Jit Wei Ang, Gerrit Maus

Previous reports of motion adaptation range from low-level adaptation of speed and direction to high-level adaptation of biological motion. However, little is known about potential mid-level processes that could contribute to higher-level aftereffects. Using random dot kinematograms, we adapted observers to two velocity profiles with matched average speed: sinusoidal variations in velocity (“smooth” or constant speed with abrupt direction reversals (“jerky”). Subsequently, we tested perception of different velocity profiles that ranged from smooth to jerky by either morphing the smooth and jerky profiles with a “neutral” (Gaussian) profile, or by varying the ratio of smooth and jerky dots. In a 2AFC task, observers judged which of two differently adapted stimuli looked smoother. All observers judged subsequent stimuli as “jerkier” after adapting to “smooth” motion and vice versa.

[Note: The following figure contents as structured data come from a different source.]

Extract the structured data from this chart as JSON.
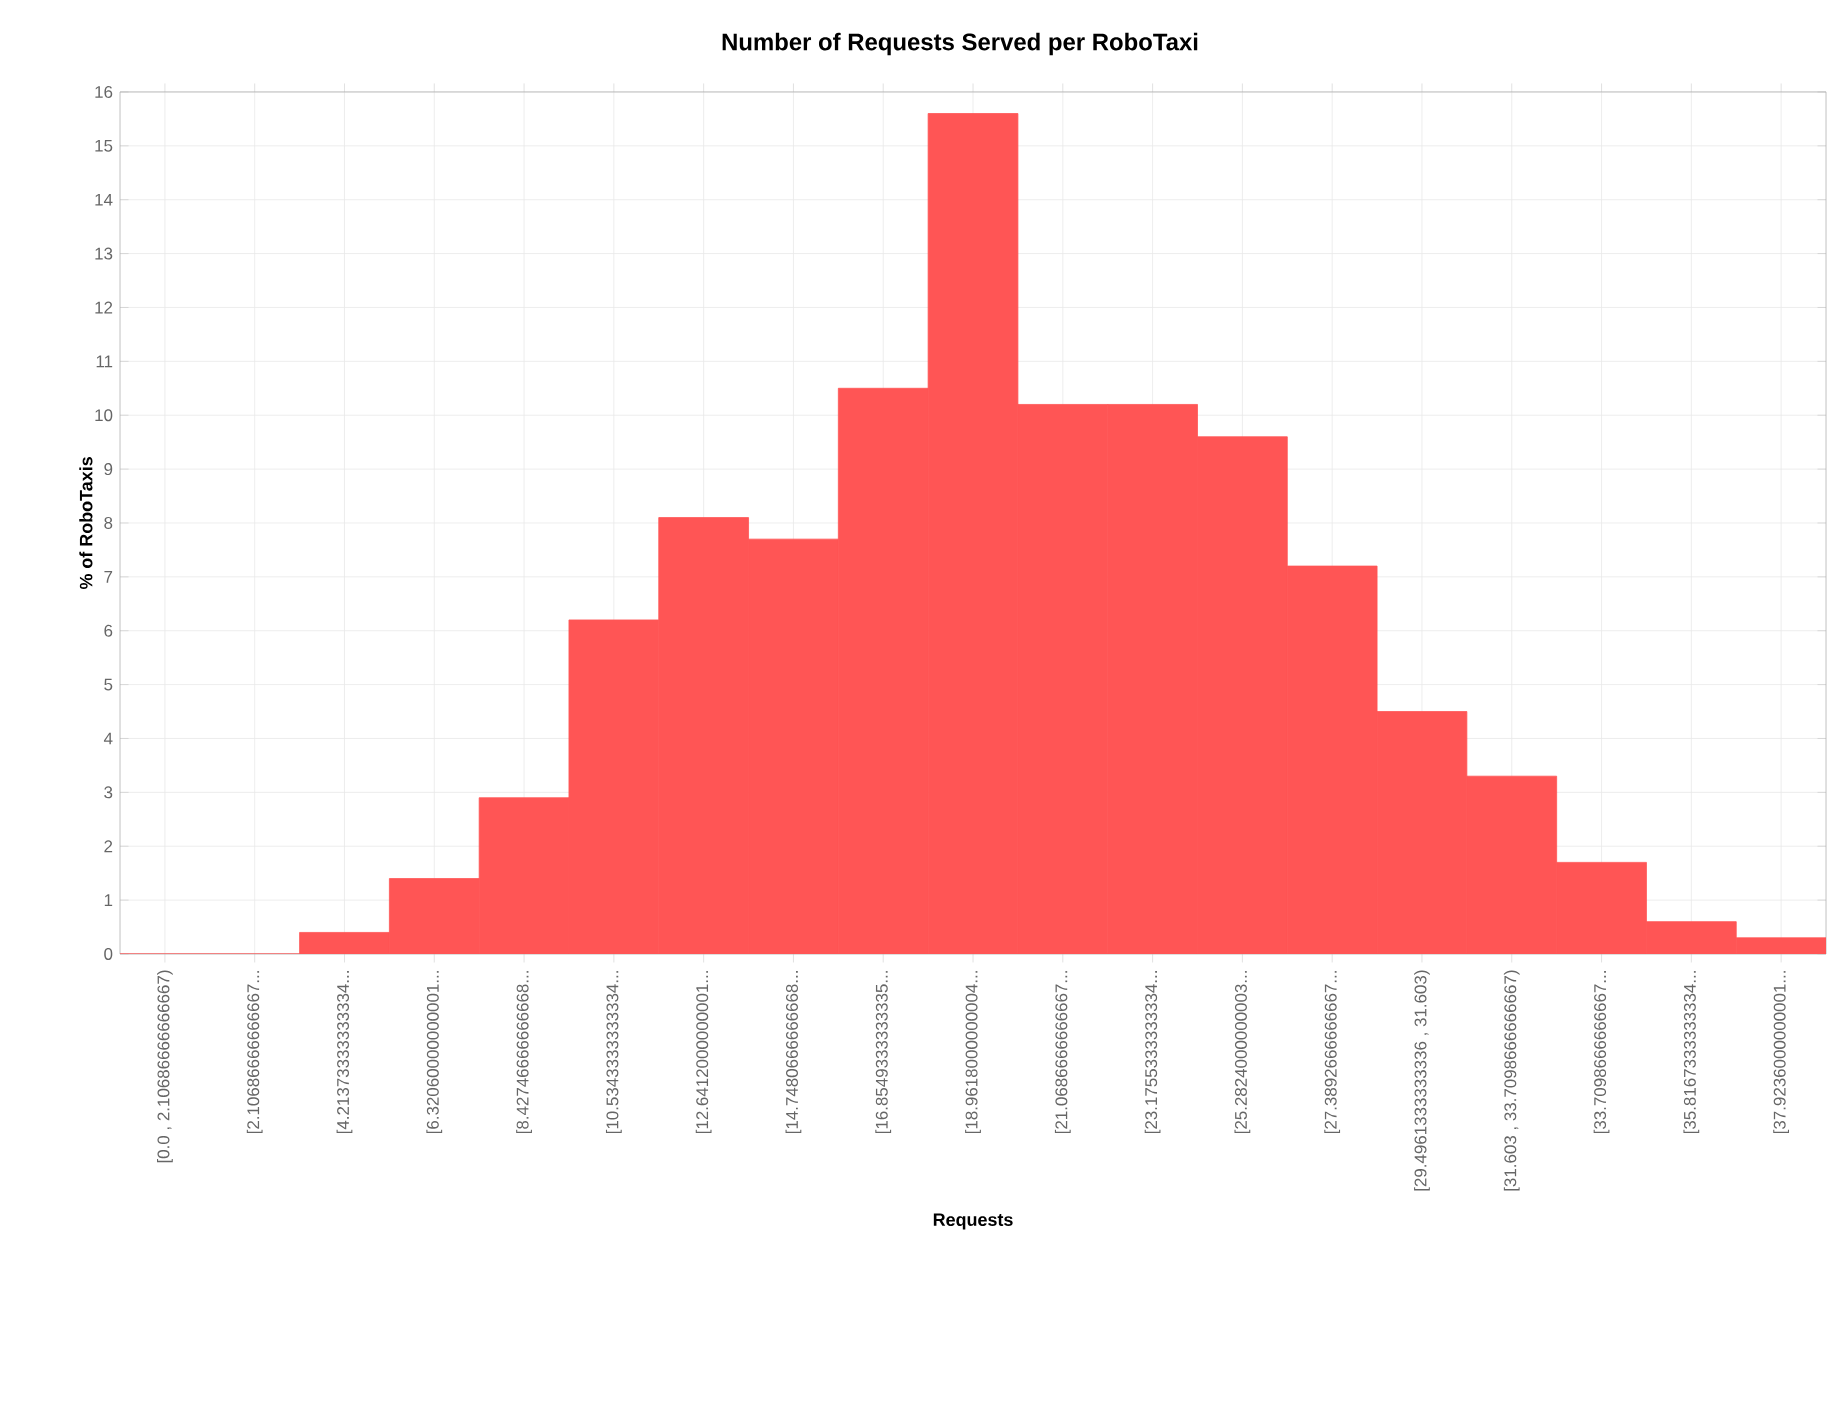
{
  "chart_data": {
    "type": "bar",
    "title": "Number of Requests Served per RoboTaxi",
    "xlabel": "Requests",
    "ylabel": "% of RoboTaxis",
    "categories": [
      "[0.0 , 2.10686666666667)",
      "[2.10686666666667...",
      "[4.21373333333334...",
      "[6.32060000000001...",
      "[8.42746666666668...",
      "[10.5343333333334...",
      "[12.6412000000001...",
      "[14.7480666666668...",
      "[16.8549333333335...",
      "[18.9618000000004...",
      "[21.0686666666667...",
      "[23.1755333333334...",
      "[25.2824000000003...",
      "[27.3892666666667...",
      "[29.4961333333336 , 31.603)",
      "[31.603 , 33.7098666666667)",
      "[33.7098666666667...",
      "[35.8167333333334...",
      "[37.9236000000001..."
    ],
    "values": [
      0,
      0,
      0.4,
      1.4,
      2.9,
      6.2,
      8.1,
      7.7,
      10.5,
      15.6,
      10.2,
      10.2,
      9.6,
      7.2,
      4.5,
      3.3,
      1.7,
      0.6,
      0.3
    ],
    "color": "#ff5555",
    "ylim": [
      0,
      16
    ],
    "yticks": [
      0,
      1,
      2,
      3,
      4,
      5,
      6,
      7,
      8,
      9,
      10,
      11,
      12,
      13,
      14,
      15,
      16
    ],
    "grid": true
  }
}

Adaptation to different velocity profiles is unlikely to depend on lower-level adaptation, but might contribute to higher-level aftereffects, as in biological motion.

 

Adaptation of gaze direction following single eye blinks

Gerrit Maus, Therese Collins

When a target is displaced repeatedly during eye blinks, the oculomotor system adapts: the initial gaze direction after each eye blink becomes biased towards the new target position, without the subject noticing. Previously shown for repeated identical displacements, we now present evidence of such gaze adaptation after random target steps, and after just one blink. Observers were instructed to fixate a target dot. Eye blinks triggered random target steps left or right (between 0.1 and 1.0 degrees), and observers reported the perceived direction of each step. The change in gaze direction from one blink to the next correlated with the retinal position of the target after the previous blink. This correlation was reduced when observers perceived the previous step accurately. This is evidence for a fast-acting adaptive mechanism that compensates for oculomotor noise when visual changes during blinks are not perceived as object motion.